Türkei beruft Nato-Sitzung ein
Auf Ankaras Wunsch berät die Nato am heutigen Dienstag über die Konflikte der Türkei mit der IS-Terrormiliz und der PKK. Es wird darum gehen, ob und wie die Bündnispartner Unterstützung liefern können. Kommentatoren mahnen, dass Ankara Kurden und IS-Terrormiliz als Feinde nicht gleichsetzen darf. Sie glauben aber, dass die Nato-Partner darauf wenig Rücksicht nehmen werden.
Ankaras Vorgehen gegen PKK ist nicht legitim
Amerikaner und Europäer müssen Ankara klar zu verstehen geben, dass die Forderungen der PKK nicht mit den Gräueltaten des "Islamischen Staats" (IS) gleichzusetzen sind, mahnt die Tageszeitung La Libre Belgique: "Die Tatsache, dass das Regime von Recep Tayyip Erdoğan sein Vorgehen gegen den IS mit einer groß angelegten Offensive gegen die kurdische Arbeiterpartei PKK verbindet, beweist: Indem sich die Türkei dem IS gegenüber verständnisvoll oder gar entgegenkommend zeigte, wollte sie erreichen, dass sich Islamisten und Kurden in einem langwierigen Krieg aufreiben. … Man kann die legitimen Forderungen der PKK nach Autonomie aber nicht auf eine Stufe mit den furchtbaren Verbrechen und Übergriffen stellen, die der IS im Nahen Osten begeht.

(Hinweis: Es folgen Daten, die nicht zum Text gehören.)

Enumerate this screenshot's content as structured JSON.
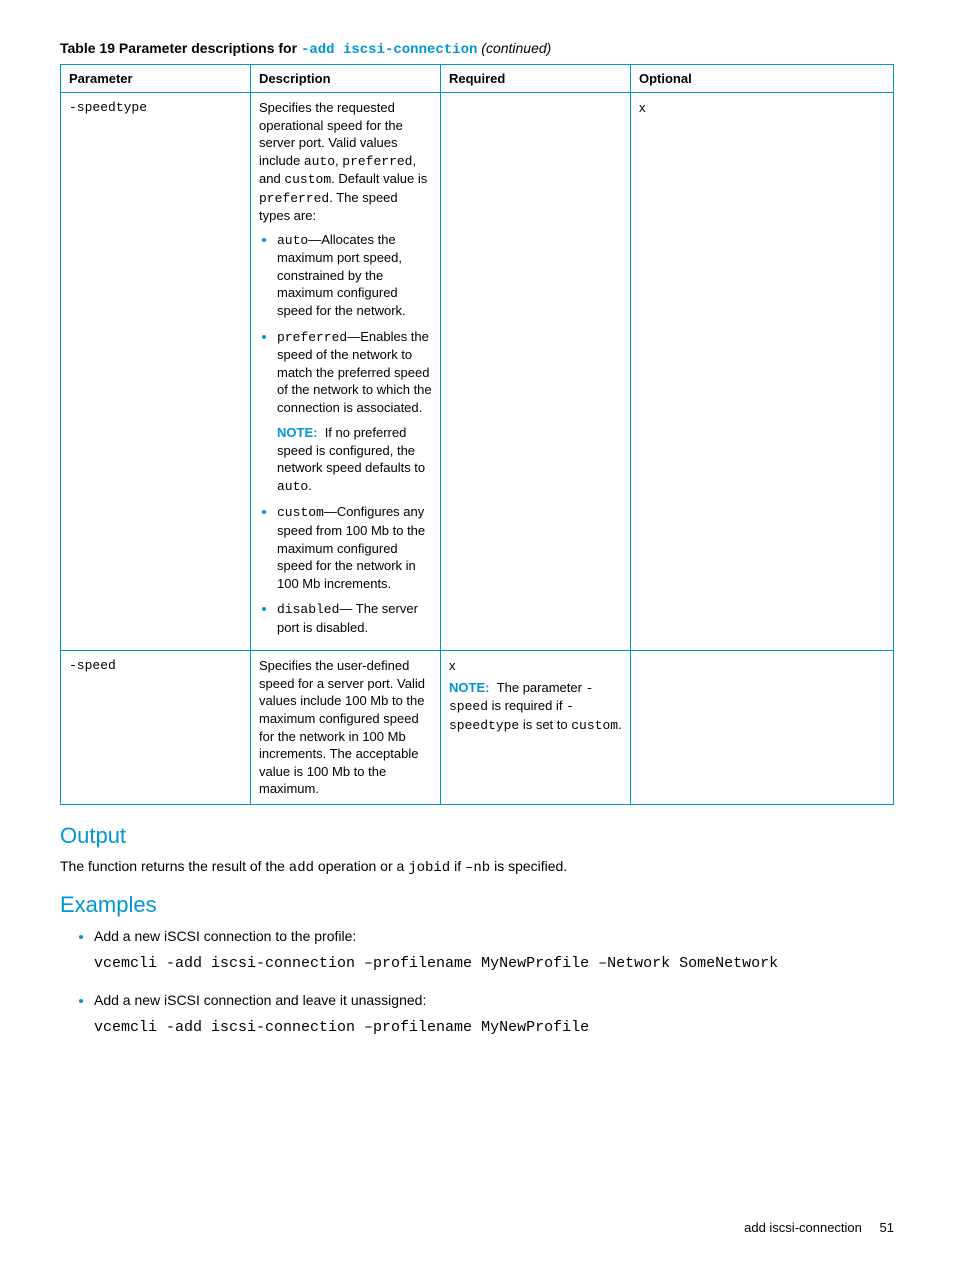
{
  "table": {
    "title_prefix": "Table 19 Parameter descriptions for ",
    "title_code": "-add iscsi-connection",
    "title_suffix": " (continued)",
    "headers": {
      "param": "Parameter",
      "desc": "Description",
      "req": "Required",
      "opt": "Optional"
    },
    "row1": {
      "param": "-speedtype",
      "desc_intro_a": "Specifies the requested operational speed for the server port. Valid values include ",
      "desc_intro_b": "auto",
      "desc_intro_c": ", ",
      "desc_intro_d": "preferred",
      "desc_intro_e": ", and ",
      "desc_intro_f": "custom",
      "desc_intro_g": ". Default value is ",
      "desc_intro_h": "preferred",
      "desc_intro_i": ". The speed types are:",
      "li1_a": "auto",
      "li1_b": "—Allocates the maximum port speed, constrained by the maximum configured speed for the network.",
      "li2_a": "preferred",
      "li2_b": "—Enables the speed of the network to match the preferred speed of the network to which the connection is associated.",
      "note_label": "NOTE:",
      "note_text_a": "If no preferred speed is configured, the network speed defaults to ",
      "note_text_b": "auto",
      "note_text_c": ".",
      "li3_a": "custom",
      "li3_b": "—Configures any speed from 100 Mb to the maximum configured speed for the network in 100 Mb increments.",
      "li4_a": "disabled",
      "li4_b": "— The server port is disabled.",
      "req": "",
      "opt": "x"
    },
    "row2": {
      "param": "-speed",
      "desc": "Specifies the user-defined speed for a server port. Valid values include 100 Mb to the maximum configured speed for the network in 100 Mb increments. The acceptable value is 100 Mb to the maximum.",
      "req_x": "x",
      "note_label": "NOTE:",
      "req_note_a": "The parameter ",
      "req_note_b": "-speed",
      "req_note_c": " is required if ",
      "req_note_d": "-speedtype",
      "req_note_e": " is set to ",
      "req_note_f": "custom",
      "req_note_g": ".",
      "opt": ""
    }
  },
  "output": {
    "heading": "Output",
    "text_a": "The function returns the result of the ",
    "text_b": "add",
    "text_c": " operation or a ",
    "text_d": "jobid",
    "text_e": " if ",
    "text_f": "–nb",
    "text_g": " is specified."
  },
  "examples": {
    "heading": "Examples",
    "item1_text": "Add a new iSCSI connection to the profile:",
    "item1_code": "vcemcli -add iscsi-connection –profilename MyNewProfile –Network SomeNetwork",
    "item2_text": "Add a new iSCSI connection and leave it unassigned:",
    "item2_code": "vcemcli -add iscsi-connection –profilename MyNewProfile"
  },
  "footer": {
    "label": "add iscsi-connection",
    "page": "51"
  }
}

Und daran sollten Amerikaner und Europäer Ankara schnellstens und mit Nachdruck erinnern. Im Namen der demokratischen Werte, zu denen sie sich bekennen. Aber auch mit dem Ziel, die notwendige Unterstützung der Kurden gegen die islamistische Gefahr nicht zu verlieren."
Nato wird Anstrengungen der Kurden vergessen
Auf Wunsch der Türkei kommen am heutigen Dienstag die Nato-Mitglieder zu einem Sondertreffen zusammen, um über die jüngsten Luftangriffe gegen die IS-Terrormiliz und gegen die Kurden zu beraten. Letztere werden am Ende ins Hintertreffen geraten, glaubt Journalist Mircea Barbu auf seinem Blog bei der liberal-konservativen Tageszeitung Adevărul: "Niemand wird auf dem Treffen darauf hinweisen, dass ein Großteil der türkischen Bombardements kurdischen Posten in Syrien und im Irak galten. Jenen Posten, die eine Expansion des IS verhinderten, als keine Regierung in der Region eine Verpflichtung in diesem Kampf eingehen wollte. ... Die USA werden das Thema jedenfalls nicht ansprechen, sie sind froh, dass in diesem unerschöpflichen Konflikt jemand die Zügel in die Hand nimmt. Und auch die irakischen kurdischen Politiker wollen kein einiges Kurdistan, das gemeinsame Interessen und Prinzipien vertritt. ... Im Gegenzug für die Beteiligung der größten Nato-Armeen in Syrien wird die internationale Gemeinschaft die Anstrengungen der Kurden vergessen und die offensichtliche Verletzung von Menschenrechten, die es derzeit in Syrien und Irak gibt, in Kauf nehmen."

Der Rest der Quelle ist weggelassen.